OUR TAKE: The SEC reaches all the way back to 2004 to calculate disgorgement even though the firm did not register until 2012. Private fund firms that registered in 2012 should re-examine their expense allocation practices for years prior to 2012 and consider LP reimbursement before the SEC brings a public enforcement case.
The SEC fined and censured a private equity manager and its principals for unlawfully charging the fund both portfolio company expenses and adviser overhead expenses. The PE manager charged the fund certain consulting expenses provided to a portfolio company without offsetting the management fee as required by the LPA. The PE manager also charged overhead expenses including employee compensation, rent, and the costs of responding to the SEC examination/enforcement. The SEC charges that the expenses were not authorized in the fund’s organizational or disclosure documents. The SEC asserts violations of the Advisers Acts antifraud provisions as well as the compliance rule (206(4)-7) for failing to adopt and implement reasonable policies and procedures. As part of its remediation, the PE firm agreed to hire a new Chief Compliance Officer.

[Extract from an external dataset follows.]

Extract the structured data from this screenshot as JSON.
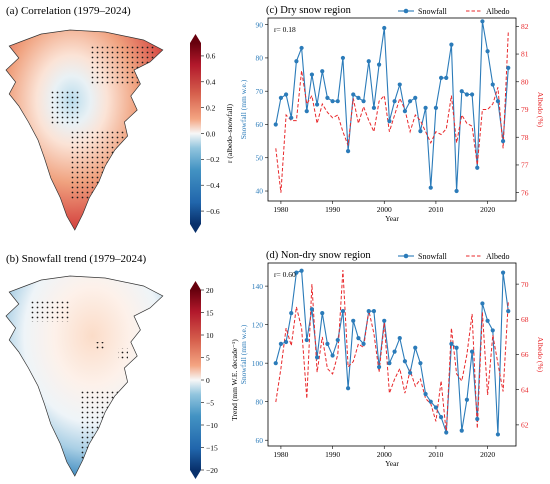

OUR TAKE: It really is better to build a legitimate compliance infrastructure before the SEC arrives rather than in response to an enforcement action. An ounce of compliance prevention can avoid the reputation-crushing havoc of an SEC enforcement action.
A private equity fund has agreed to pay over $1.6 Million in fines and client reimbursement for mis-allocating expenses to its fund. The SEC charges that the PE firm unlawfully charged legal, hiring, and employee and consulting expenses to the fund. The SEC interprets the organizational documents as only permitting “normal operating expenses,” including “all routine, recurring expenses incident to” their own operations. The SEC faults the firm for failing to adopt and implement appropriate compliance procedures including multiple levels of expense review, escalation procedures and oversight.

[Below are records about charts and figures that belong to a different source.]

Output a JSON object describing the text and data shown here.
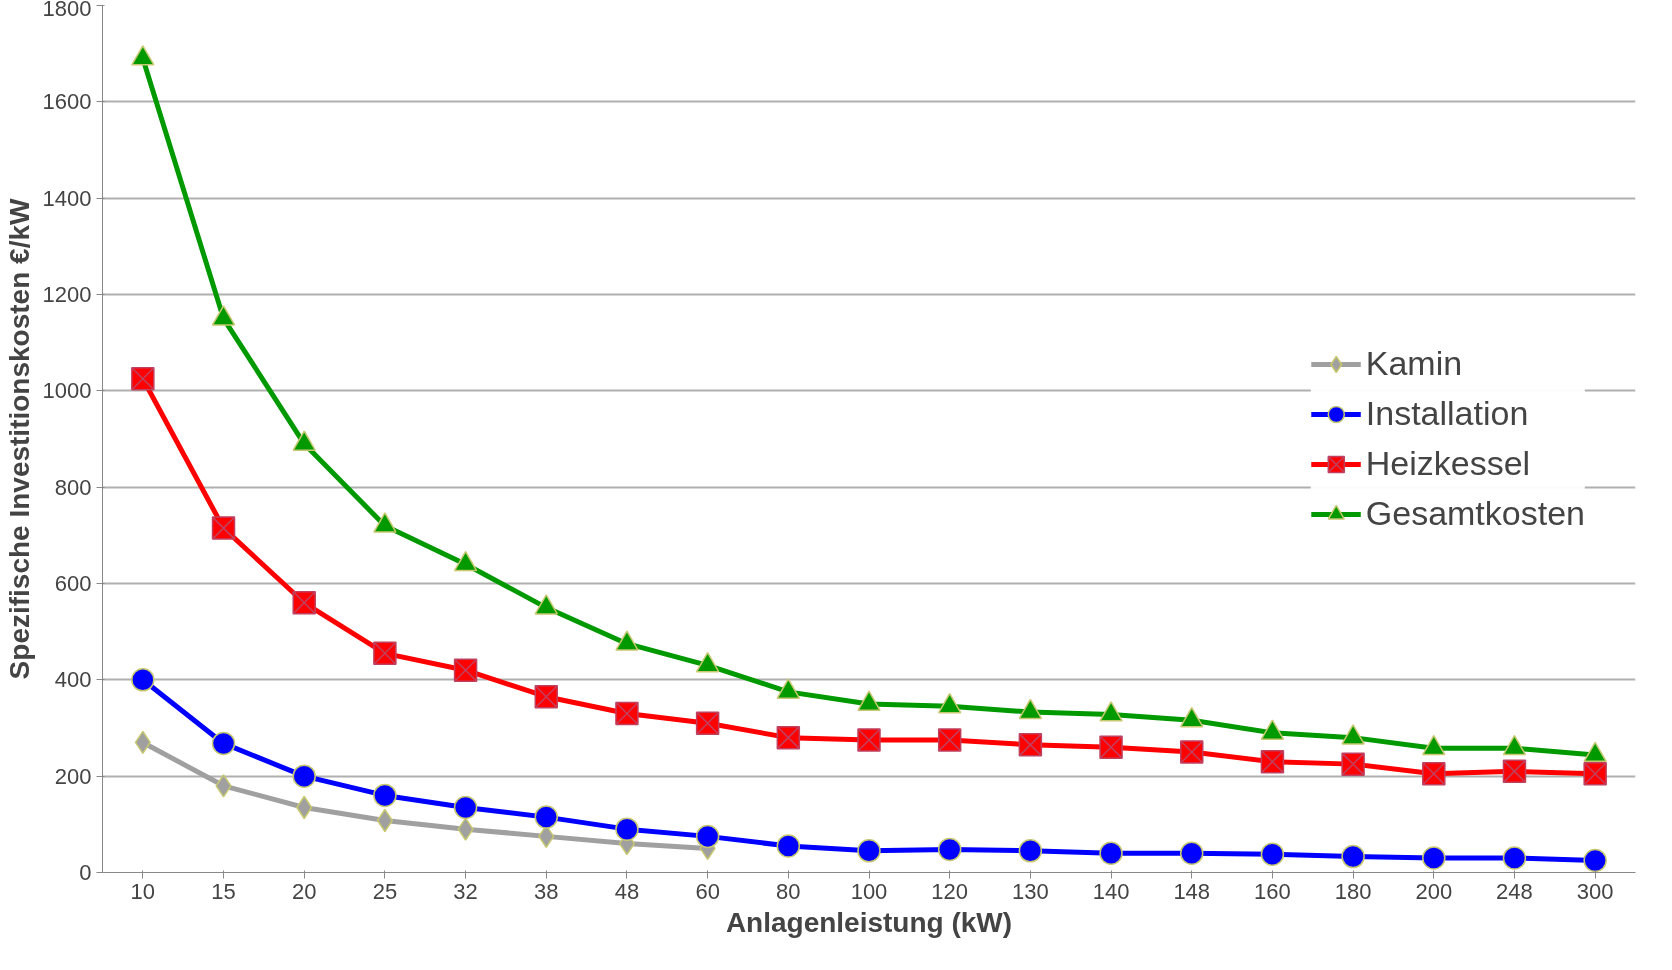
{
  "chart_data": {
    "type": "line",
    "xlabel": "Anlagenleistung (kW)",
    "ylabel": "Spezifische Investitionskosten €/kW",
    "categories": [
      "10",
      "15",
      "20",
      "25",
      "32",
      "38",
      "48",
      "60",
      "80",
      "100",
      "120",
      "130",
      "140",
      "148",
      "160",
      "180",
      "200",
      "248",
      "300"
    ],
    "ylim": [
      0,
      1800
    ],
    "yticks": [
      0,
      200,
      400,
      600,
      800,
      1000,
      1200,
      1400,
      1600,
      1800
    ],
    "grid": "y",
    "legend": "right",
    "line_style": "solid",
    "series": [
      {
        "name": "Kamin",
        "color": "#a0a0a0",
        "marker": "diamond",
        "values": [
          270,
          180,
          135,
          108,
          90,
          75,
          60,
          50,
          null,
          null,
          null,
          null,
          null,
          null,
          null,
          null,
          null,
          null,
          null
        ]
      },
      {
        "name": "Installation",
        "color": "#0000ff",
        "marker": "circle",
        "values": [
          400,
          268,
          200,
          160,
          135,
          115,
          90,
          75,
          55,
          45,
          48,
          45,
          40,
          40,
          38,
          33,
          30,
          30,
          25
        ]
      },
      {
        "name": "Heizkessel",
        "color": "#ff0000",
        "marker": "square",
        "values": [
          1025,
          715,
          560,
          455,
          420,
          365,
          330,
          310,
          280,
          275,
          275,
          265,
          260,
          250,
          230,
          225,
          205,
          210,
          205
        ]
      },
      {
        "name": "Gesamtkosten",
        "color": "#009900",
        "marker": "triangle",
        "values": [
          1690,
          1150,
          890,
          720,
          640,
          550,
          475,
          430,
          375,
          350,
          345,
          333,
          328,
          316,
          290,
          280,
          258,
          258,
          244
        ]
      }
    ]
  }
}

OUR TAKE: PE firms continue to struggle with expense allocation issues, failing to understand that a fiduciary cannot use a managed fund as a piggy bank to pay firm expenses. Proper compliance procedures should prevent firms from crossing the fiduciary line.
A hedge fund manager agreed to pay $7.9 Million in disgorgement and a $5 Million fine for using the assets of newer funds to pay the expenses of older funds. According to the SEC complaint, which was filed in 2010 and related to allocations made between 2005 and 2008, the respondent used assets from more recent funds to pay legal and administrative fees of older funds that could not raise cash because they held illiquid securities. The SEC claims that the respondent replaced the cash with overvalued illiquid securities. The SEC continues litigation with respect to charges that the hedge fund manager overvalued securities and made misrepresentations.
OUR TAKE: The long arm of the law can reach back a long way. The older funds began to have liquidity problems as far back as 2004, which caused the respondent to raise more assets to pay off old expenses. And, the litigation continues.